Mongin compares the public square — occasionally reclaimed from virtuality out of political need — with the street, “automatically considered the ideal public space”, yet increasingly given over to well-meant attempts to revive “village spirit”, as authorities occupy streets with festivals, leaving nowhere for “the anonymity dear to Baudelaire”.
Pedestrianism: Cynthia Ghorra-Gobin takes issue with “new discourse favouring ‘soft’ transport” — walking. We are losing the public spaces that are genuinely public, in which all kinds of unregulated and connected walking could be done, she argues. Neither shopping malls nor “historic centres” are ideal for the untrammelled walking politicians should have in mind when promoting pedestrianism, she argues; today, “pedestrians are restricted to the realm of heritage zones”. Meanwhile, privately-owned public spaces abound, further widening the gap between the public and political, and the private and commercial. The fragmentation of public space is mirrored in politics, argues Ghorra-Gobin. The solution: a state-metropolitan partnership channelling “subtle alchemy between the national and the local”.
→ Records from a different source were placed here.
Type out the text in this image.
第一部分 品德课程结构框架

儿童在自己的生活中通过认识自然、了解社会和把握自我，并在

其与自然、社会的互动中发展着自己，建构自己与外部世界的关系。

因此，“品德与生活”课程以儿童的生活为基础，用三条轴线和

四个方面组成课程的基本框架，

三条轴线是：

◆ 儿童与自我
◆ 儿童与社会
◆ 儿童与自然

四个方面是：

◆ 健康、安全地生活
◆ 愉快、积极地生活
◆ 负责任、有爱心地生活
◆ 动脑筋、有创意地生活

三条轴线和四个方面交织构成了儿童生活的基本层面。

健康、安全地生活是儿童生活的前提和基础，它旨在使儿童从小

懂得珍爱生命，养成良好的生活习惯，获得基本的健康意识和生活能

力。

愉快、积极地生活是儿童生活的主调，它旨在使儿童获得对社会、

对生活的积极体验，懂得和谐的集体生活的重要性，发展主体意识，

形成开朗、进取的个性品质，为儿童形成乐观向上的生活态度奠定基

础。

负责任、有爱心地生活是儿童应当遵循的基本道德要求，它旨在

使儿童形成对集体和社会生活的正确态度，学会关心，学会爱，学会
International law: Mireille Delmas-Marty and Alain Supiot debate the pros and cons of the internationalization of law. European countries, they argue, are right to fear loss of legal sovereignty to greater and unregulated international forces. However, their notion that this is a worldwide experience, the dominant trajectory for most countries, is mistaken: “The US, Brazil, India, China and Russia have largely escaped internationalization of their law.” “Europe’s bad example sees it widely derided as a legal monster”, writes Mireille Delmas-Marty.